The New Hampshire State House recently installed the en-Gauge fire-extinguisher monitoring system, which transmits devices’ operation and location data back to security centers. The system includes sensors, wireless backbone components and supervisory software that can be integrated into all major security and building-monitoring systems, said John McSheffrey, the company’s president.

Sensors monitor a fire extinguisher’s pressure gauge while it’s hanging on the wall. The device sends an electronic signal when the pressure level has dipped below an operable level — an important feature, considering that 25% of inspected fire extinguishers are below safe-operating pressure, McSheffrey said. Sensors also detect physical obstructions that affect its accessibility.

Each fire extinguisher can be hardwired, but most new installations are into buildings with wireless systems, McSheffrey said. Each extinguisher acts as wireless access points that can be part of a larger a network with the help of one repeater for every 10 units.

“Once the wireless is installed, you have the potential of adding more devices, like defibrillators,” he said.

Most importantly, buildings using such devices may be more code compliant, McSheffrey said. The proprietary software tracks the age, the in-service date and incident history, including usage and inspections, for each fire extinguisher.

“It lets users have easily accessible reports to demonstrate compliance with code enforcement bodies,” he said.

Wireless monitoring also ensures firefighters who address an incident at the state house know a fire extinguisher will be ready to be deployed, said William Degnan, the state fire marshal.
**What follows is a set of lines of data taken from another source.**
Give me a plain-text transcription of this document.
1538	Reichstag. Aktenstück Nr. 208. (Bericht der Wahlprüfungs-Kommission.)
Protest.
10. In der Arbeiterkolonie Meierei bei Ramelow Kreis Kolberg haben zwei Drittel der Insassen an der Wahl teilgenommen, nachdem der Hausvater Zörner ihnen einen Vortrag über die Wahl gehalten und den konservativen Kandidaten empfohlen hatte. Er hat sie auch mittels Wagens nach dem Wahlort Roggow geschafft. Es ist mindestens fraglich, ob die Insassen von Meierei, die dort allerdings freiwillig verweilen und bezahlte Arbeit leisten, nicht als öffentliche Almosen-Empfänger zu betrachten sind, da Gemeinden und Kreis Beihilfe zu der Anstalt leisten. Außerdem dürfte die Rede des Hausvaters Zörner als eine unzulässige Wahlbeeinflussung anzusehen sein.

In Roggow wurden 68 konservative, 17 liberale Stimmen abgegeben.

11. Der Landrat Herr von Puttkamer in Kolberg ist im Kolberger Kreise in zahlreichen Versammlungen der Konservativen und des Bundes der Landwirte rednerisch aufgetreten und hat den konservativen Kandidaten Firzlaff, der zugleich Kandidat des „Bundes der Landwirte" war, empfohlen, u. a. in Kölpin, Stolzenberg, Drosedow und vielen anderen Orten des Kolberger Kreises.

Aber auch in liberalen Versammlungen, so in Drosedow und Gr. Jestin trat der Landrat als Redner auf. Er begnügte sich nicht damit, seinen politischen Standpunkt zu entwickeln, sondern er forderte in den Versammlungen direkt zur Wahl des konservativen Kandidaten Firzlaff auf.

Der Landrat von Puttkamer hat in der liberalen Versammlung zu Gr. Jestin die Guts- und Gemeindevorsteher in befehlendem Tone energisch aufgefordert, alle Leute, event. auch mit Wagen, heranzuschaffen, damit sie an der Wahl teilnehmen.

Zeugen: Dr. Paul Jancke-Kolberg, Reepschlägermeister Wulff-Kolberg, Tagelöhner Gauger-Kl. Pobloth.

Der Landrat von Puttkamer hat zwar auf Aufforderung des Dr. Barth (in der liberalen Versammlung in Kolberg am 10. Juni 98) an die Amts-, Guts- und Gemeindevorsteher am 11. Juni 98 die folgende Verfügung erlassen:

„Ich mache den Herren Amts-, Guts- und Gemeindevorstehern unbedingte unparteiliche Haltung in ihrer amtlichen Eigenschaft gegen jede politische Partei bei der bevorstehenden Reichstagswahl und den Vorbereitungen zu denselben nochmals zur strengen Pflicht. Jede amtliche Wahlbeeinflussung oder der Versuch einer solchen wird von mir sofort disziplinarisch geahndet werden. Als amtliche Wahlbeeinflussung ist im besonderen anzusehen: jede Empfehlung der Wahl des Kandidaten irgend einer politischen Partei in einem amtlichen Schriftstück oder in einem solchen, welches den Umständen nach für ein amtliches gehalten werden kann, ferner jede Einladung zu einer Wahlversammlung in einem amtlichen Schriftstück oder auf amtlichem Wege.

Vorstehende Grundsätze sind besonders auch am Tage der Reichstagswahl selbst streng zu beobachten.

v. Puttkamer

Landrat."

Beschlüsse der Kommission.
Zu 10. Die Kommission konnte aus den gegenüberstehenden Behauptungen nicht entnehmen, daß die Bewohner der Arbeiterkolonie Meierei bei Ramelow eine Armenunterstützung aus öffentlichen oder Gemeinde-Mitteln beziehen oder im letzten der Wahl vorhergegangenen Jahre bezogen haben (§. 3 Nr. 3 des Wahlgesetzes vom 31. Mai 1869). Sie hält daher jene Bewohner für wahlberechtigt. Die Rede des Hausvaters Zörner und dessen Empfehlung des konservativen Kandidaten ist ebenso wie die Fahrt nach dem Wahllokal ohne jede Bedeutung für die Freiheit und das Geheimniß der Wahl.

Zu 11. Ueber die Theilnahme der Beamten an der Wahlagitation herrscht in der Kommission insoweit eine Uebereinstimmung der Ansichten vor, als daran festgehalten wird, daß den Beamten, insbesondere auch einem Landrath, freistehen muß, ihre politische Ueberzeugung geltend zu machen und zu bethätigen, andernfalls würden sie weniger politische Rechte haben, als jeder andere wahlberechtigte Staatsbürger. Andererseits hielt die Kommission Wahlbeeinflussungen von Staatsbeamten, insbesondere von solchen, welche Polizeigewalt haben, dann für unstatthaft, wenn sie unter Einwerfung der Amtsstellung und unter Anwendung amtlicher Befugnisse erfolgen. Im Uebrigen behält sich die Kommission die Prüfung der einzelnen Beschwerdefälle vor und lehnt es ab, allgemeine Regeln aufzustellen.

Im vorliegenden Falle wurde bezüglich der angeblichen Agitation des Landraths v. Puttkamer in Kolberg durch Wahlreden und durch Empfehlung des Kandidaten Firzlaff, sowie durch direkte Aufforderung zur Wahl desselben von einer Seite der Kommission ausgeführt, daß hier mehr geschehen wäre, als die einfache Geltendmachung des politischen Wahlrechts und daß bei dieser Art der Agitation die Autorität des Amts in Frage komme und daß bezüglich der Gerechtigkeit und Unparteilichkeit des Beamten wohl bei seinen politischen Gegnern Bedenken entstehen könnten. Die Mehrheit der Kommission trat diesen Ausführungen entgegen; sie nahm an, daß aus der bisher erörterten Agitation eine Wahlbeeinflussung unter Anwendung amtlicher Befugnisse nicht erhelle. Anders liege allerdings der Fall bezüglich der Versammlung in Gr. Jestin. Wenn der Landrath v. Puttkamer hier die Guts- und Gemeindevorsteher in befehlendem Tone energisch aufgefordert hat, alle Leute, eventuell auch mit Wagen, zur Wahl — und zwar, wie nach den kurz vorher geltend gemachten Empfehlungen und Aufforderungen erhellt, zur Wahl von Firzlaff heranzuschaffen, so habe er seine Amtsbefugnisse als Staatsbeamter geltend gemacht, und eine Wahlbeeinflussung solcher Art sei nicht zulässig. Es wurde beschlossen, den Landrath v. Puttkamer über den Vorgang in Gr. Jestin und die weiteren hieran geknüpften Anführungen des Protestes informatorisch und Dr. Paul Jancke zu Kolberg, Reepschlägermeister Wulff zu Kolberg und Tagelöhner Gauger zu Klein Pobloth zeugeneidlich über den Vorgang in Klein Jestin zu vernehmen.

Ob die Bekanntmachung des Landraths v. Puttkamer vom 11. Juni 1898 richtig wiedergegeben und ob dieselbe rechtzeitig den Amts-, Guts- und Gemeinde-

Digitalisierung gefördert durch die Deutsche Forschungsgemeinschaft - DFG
In addition, he said the system provides an important security service; if someone removes a fire extinguisher to disrupt operations, or replaces it with an improvised explosive device, an alarm would be instantly triggered and wirelessly transmitted to building security, while mapping software on security personnel’s monitors help them deploy personnel.

“It’s like having wireless, 24-hour surveillance on this portion of fire protection 365 days a year,” Degnan said.

Fire extinguishers with scalable wireless packages cost from $300 to $500 per unit, McSheffrey said.